I just found this out the hard way; in my kernel I need a two level hash table, so the first thing I came up with was this
__constant__ short hash_g[1024];
__constant__ short hash_h[8192];
...
return hash_h[(hash_g[b] + a) & 0x1fff];
This works very well, but was quite slow. I wondered whether
texture<short, 1, cudaReadModeElementType> hash_g;
texture<short, 1, cudaReadModeElementType> hash_h;
...
cudaBindTexture(0, hash_g, hash_g_gpu, sizeof(hash_g_cpu));
cudaBindTexture(0, hash_h, hash_h_gpu, sizeof(hash_h_cpu));
...
return tex1Dfetch(hash_h, (tex1Dfetch(hash_g, b) + a) & 0x1fff);
would be faster, well I’ll let the timings speak for themselves:
Constants: method=[ _Z4testPiP11permutation ] gputime=[ 60942.465 ] cputime=[ 60972.000 ] occupancy=[ 1.000 ]
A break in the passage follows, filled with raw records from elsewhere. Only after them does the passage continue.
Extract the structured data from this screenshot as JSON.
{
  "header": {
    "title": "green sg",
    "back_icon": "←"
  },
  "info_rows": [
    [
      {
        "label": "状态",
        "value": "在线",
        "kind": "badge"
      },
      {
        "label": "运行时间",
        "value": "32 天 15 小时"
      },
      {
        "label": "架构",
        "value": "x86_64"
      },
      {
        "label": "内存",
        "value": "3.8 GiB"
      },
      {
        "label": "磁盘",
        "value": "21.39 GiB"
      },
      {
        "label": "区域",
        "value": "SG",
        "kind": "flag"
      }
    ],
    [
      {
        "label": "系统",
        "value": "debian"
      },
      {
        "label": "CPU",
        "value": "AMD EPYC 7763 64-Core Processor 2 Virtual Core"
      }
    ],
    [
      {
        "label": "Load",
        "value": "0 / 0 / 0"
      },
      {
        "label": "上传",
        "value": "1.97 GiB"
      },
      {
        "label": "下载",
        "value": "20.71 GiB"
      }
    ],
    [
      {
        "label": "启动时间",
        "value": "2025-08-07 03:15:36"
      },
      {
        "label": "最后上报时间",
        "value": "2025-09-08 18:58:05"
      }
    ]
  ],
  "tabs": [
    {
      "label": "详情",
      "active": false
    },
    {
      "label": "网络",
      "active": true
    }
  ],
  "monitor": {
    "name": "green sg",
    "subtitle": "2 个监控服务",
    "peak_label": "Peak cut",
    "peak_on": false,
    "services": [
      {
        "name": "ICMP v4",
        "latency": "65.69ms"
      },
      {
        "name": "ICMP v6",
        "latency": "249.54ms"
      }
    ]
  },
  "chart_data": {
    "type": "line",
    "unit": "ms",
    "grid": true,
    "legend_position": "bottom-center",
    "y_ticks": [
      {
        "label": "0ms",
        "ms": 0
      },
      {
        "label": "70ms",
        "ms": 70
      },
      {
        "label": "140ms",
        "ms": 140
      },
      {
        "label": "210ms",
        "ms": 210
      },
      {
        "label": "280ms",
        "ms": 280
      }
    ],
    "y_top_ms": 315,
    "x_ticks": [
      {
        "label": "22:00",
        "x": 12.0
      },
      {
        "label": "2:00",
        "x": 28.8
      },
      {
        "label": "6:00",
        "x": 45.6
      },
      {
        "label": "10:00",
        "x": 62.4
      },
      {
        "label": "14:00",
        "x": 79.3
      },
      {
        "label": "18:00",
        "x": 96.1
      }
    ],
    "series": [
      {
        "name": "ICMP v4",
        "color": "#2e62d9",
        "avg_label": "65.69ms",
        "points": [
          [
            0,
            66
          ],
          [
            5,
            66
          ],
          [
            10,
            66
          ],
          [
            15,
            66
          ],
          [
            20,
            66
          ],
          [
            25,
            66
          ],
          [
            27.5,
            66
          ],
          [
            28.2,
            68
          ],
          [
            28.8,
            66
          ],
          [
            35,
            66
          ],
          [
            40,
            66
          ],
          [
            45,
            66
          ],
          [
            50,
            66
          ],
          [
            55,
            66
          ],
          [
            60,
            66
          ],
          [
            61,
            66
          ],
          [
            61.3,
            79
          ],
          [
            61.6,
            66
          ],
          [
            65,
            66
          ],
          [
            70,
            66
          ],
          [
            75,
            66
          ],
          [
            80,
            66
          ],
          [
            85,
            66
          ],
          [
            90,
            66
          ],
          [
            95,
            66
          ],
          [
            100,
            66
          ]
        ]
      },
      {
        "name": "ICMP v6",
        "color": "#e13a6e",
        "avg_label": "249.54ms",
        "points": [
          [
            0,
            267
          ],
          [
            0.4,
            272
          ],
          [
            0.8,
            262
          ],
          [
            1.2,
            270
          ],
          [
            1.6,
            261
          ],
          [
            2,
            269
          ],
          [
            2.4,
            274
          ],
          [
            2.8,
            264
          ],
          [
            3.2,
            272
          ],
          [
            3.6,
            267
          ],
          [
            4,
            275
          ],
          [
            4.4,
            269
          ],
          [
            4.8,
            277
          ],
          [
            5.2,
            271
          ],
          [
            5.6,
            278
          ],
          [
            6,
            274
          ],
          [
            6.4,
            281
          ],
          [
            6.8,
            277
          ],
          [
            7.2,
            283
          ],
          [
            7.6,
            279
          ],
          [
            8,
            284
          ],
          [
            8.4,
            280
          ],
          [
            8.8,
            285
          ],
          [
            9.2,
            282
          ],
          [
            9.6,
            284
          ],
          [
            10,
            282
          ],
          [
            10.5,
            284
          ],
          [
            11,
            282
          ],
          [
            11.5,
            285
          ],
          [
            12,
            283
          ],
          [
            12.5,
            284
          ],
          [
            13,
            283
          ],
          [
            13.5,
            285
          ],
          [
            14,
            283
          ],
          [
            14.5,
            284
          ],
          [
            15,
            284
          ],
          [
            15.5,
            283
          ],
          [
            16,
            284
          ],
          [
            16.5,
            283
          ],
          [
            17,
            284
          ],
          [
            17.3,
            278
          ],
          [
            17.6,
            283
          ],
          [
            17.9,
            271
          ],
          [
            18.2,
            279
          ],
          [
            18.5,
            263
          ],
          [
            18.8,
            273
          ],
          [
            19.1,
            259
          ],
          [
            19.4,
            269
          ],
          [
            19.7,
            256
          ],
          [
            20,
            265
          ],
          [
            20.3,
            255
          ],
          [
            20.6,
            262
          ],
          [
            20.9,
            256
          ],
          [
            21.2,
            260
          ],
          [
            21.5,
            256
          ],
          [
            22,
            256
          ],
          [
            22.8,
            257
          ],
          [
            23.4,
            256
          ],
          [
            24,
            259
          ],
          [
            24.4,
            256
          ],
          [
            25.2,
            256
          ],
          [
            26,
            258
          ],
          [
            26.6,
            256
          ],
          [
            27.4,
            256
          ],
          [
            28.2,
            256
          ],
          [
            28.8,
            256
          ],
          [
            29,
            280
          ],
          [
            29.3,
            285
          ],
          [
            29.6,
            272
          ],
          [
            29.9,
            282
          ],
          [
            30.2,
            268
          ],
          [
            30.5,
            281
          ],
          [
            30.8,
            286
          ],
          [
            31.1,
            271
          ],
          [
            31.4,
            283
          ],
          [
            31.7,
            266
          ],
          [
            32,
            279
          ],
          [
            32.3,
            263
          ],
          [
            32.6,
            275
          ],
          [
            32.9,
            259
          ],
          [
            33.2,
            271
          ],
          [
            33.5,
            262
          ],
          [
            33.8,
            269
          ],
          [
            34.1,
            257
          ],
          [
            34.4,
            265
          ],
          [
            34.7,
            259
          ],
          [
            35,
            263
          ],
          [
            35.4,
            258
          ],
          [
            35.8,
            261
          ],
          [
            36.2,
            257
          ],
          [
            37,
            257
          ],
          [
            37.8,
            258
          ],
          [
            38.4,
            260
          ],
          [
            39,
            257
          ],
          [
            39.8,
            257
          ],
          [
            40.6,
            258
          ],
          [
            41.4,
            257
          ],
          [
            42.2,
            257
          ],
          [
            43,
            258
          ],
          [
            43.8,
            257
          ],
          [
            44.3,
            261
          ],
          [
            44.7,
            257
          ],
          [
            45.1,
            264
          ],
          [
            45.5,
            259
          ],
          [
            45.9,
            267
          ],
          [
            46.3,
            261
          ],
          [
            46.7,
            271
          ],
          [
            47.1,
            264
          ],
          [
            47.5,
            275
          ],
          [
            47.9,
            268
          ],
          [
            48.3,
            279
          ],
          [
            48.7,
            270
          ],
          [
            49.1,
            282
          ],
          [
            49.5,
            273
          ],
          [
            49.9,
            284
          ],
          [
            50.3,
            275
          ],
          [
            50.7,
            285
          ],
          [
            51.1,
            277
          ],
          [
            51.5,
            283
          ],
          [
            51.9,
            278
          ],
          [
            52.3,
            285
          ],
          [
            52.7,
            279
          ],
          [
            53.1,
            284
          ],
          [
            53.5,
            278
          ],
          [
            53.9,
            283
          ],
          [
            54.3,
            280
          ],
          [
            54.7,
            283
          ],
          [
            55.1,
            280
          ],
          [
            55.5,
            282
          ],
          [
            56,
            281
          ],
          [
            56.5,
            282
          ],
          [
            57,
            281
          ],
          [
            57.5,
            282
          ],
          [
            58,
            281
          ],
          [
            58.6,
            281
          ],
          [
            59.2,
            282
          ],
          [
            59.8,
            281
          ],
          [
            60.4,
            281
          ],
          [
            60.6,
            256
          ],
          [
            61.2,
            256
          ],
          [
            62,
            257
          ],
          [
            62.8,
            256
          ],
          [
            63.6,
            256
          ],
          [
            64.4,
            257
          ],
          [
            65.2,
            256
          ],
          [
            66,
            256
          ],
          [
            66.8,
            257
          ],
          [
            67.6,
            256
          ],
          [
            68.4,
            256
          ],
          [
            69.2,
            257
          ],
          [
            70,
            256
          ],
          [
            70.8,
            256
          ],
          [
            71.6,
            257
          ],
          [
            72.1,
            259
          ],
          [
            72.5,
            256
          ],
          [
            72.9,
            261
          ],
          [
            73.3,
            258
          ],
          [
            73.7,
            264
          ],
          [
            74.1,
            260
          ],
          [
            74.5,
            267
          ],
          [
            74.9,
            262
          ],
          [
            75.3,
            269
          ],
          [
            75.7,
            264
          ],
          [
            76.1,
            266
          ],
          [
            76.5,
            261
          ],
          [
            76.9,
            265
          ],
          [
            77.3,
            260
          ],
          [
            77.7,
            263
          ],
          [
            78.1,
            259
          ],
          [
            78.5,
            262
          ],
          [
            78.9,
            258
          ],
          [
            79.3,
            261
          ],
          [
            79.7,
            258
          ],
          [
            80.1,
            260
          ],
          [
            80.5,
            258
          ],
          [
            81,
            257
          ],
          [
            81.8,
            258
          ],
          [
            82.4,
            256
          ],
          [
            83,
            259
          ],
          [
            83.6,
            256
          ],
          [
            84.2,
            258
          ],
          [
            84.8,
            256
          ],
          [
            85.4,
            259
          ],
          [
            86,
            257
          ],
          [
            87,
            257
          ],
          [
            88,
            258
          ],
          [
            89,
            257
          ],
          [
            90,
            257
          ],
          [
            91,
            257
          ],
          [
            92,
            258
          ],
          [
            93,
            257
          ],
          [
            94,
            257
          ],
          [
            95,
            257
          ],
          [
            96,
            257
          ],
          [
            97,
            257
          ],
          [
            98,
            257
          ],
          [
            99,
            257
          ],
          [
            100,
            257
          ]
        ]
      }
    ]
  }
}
Texture: method=[ _Z4testPiP11permutation ] gputime=[ 29661.119 ] cputime=[ 29920.000 ] occupancy=[ 1.000 ]
The method using a texture bound to global memory is almost exactly two times as fast, given the same occupancy! Morale of the story: only use constants if the whole block addresses the same address at the same time. Otherwise a texture is faster, even for random access patterns.